Regular readers might have noticed I’ve not been playing in the World Amateur Handicap Championship for the last couple of years.
There’s a reason. I got tired of writing about my bad golf and my disqualifications.
Sure, it gave me great column fodder, but it left readers with two thoughts: This guy must be the worst golfer ever and a he’s a cheater to boot.
I have a defense.
It’s more fun to write about my golf, bad or whatever, than to write about Rory McIlroy’s near flawless rounds. Nothing but pars and birdies? Boring.
As for cheating, these were simple rules infractions anyone this side of Coastal Carolina alumnus Dustin Johnson could have made.
And if I were cheating, would I actually write about it in the newspaper? It would be like the director of the CIA having an illicit affair while he’s surrounded by spies. Who would do that?
Well, anyway, I have good news to report today.
After all these years I have finally won a golf tournament.
It didn’t actually have “world” in its title, but it was strictly amateur all the way.
It was, ta-dah, the annual Grand Strand Swingers Match Play Championship, featuring a near-record field of 32.
I hate to name names, but in the interest of responsible journalism let me say that my first two opponents were the lovely Lou Canestrino and the ever-aggressive Archer Williams.
Lou made Azalea Sands a fun round because of his faux complaints about my attitude and his threats to send the commissioner a list of my transgressions if I won. As they say in Cyberland, LOL to all that.
Archer owns a unique swing that even he says would fit inside a phone booth. Yet he plays amazingly well, except on this day not so much.
That brought me to Johnny Calhoun, a guy who illuminates an entire Sunset Beach neighborhood with his stunning Christmas lights display.
Calhoun is a 4-handicap golfer who found himself in a Brunswick County newspaper a while back for shooting his age of 60-something.
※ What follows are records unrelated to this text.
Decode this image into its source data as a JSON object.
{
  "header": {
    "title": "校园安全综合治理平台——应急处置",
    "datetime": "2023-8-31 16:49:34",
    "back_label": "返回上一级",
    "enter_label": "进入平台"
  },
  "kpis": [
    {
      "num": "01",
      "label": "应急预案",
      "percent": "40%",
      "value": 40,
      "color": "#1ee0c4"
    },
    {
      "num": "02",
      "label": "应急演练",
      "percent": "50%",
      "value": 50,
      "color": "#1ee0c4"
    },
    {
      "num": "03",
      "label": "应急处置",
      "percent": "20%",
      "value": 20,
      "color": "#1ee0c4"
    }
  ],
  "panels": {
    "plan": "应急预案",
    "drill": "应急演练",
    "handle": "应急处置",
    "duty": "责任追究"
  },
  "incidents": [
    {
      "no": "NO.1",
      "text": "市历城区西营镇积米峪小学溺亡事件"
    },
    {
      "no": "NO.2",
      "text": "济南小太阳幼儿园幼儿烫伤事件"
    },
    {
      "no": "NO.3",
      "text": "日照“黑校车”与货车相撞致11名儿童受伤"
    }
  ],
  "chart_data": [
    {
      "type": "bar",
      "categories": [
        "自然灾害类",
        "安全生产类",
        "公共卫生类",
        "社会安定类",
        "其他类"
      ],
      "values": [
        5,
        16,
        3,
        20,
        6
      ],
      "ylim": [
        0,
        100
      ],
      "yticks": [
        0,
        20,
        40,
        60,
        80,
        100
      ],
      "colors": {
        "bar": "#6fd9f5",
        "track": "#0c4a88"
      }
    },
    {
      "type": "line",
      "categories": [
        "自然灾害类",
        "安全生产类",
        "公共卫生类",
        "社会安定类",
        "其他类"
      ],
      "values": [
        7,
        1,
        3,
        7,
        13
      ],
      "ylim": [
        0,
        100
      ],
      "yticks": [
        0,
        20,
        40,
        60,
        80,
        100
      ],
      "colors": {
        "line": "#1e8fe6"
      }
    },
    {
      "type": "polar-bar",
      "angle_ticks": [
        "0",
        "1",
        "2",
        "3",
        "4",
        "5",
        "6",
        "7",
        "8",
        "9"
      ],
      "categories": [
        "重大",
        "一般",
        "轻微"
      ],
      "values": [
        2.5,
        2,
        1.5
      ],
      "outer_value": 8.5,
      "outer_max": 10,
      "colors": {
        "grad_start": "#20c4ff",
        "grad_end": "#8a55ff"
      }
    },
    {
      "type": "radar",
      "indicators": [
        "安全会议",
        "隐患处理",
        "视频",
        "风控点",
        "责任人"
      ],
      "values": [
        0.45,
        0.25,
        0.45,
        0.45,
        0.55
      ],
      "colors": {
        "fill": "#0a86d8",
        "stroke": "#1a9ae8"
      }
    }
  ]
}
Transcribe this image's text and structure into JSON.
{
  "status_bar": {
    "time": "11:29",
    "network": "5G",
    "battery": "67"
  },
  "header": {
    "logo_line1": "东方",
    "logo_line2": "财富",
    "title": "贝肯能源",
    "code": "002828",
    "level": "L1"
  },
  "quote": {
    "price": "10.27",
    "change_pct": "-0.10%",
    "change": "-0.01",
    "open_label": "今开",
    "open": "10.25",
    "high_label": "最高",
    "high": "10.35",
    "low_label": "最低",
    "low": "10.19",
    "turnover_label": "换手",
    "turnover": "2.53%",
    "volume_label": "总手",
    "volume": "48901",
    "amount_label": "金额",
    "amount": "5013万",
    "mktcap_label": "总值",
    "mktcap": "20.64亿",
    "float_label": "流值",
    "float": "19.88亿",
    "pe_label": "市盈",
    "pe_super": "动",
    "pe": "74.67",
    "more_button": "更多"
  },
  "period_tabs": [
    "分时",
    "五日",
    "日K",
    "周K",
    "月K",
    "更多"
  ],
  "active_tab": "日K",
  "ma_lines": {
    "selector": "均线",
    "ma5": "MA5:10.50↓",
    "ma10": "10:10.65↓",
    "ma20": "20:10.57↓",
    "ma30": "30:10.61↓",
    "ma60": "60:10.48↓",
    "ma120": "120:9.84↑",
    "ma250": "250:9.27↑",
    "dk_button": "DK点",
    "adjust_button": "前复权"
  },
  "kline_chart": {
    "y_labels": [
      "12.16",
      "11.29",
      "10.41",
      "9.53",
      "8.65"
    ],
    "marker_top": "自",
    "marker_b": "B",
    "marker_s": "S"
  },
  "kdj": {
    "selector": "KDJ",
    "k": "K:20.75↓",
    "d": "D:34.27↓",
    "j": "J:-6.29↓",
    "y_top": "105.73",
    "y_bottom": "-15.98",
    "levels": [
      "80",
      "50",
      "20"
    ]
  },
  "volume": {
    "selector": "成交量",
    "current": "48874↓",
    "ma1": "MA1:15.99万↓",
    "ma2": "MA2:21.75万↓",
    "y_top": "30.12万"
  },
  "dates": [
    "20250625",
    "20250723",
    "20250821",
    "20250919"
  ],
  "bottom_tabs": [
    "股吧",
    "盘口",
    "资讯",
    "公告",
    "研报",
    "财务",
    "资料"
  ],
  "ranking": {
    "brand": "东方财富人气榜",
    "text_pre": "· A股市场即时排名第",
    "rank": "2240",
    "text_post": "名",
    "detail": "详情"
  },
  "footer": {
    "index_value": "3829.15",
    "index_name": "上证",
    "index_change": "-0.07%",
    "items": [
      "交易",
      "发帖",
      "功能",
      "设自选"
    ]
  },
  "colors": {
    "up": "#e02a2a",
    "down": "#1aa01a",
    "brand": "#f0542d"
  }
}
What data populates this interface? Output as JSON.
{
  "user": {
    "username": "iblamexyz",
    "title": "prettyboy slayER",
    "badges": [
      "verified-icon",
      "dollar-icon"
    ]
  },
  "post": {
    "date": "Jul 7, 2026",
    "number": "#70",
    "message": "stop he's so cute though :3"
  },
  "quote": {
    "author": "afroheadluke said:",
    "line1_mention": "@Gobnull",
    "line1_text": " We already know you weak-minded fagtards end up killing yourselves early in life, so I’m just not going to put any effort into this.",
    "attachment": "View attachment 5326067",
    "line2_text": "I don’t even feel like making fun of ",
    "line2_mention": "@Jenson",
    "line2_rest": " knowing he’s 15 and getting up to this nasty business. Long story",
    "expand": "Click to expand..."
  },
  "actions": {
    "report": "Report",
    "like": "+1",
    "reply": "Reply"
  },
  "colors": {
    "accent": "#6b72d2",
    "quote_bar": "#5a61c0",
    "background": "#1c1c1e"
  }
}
I’m playing to a 17 handicap, meaning he gave me strokes on 13 holes. Still, no one, including me, thought I could beat him.
We exchanged leads several times at The Tradition until, on No. 17, I rolled in a putt of about 20 feet to take a 1-up lead.
However, if he won No. 18 to force a tie, he would win the match. A tie would take us to the scorecard and he had already won the No. 1 handicap hole.
In the end it came down to two relatively short putts for net 4s.
When I missed my 6-footer, I waited to congratulate the winner. Johnny had a 4-foot putt and he doesn’t miss many of those.
Amazingly, his putt rolled quietly past the cup and suddenly I had won the toughest match of the tournament.
On to the finals, this time against Leroy Fromang at Crow Creek.
Leroy, a 12 handicapper, outplayed me tee to green, but his putter let him down.
He missed too many on Crow Creek’s speedy greens while I made most every one I had to make.
It spelled the difference and on the 16 hole, the match was over, 3 and 2.
So now I’ll be getting a swell little trophy with my name on it.
It’s not exactly the World Amateur Handicap Championship trophy, but it’ll sure look nice on my bookshelf.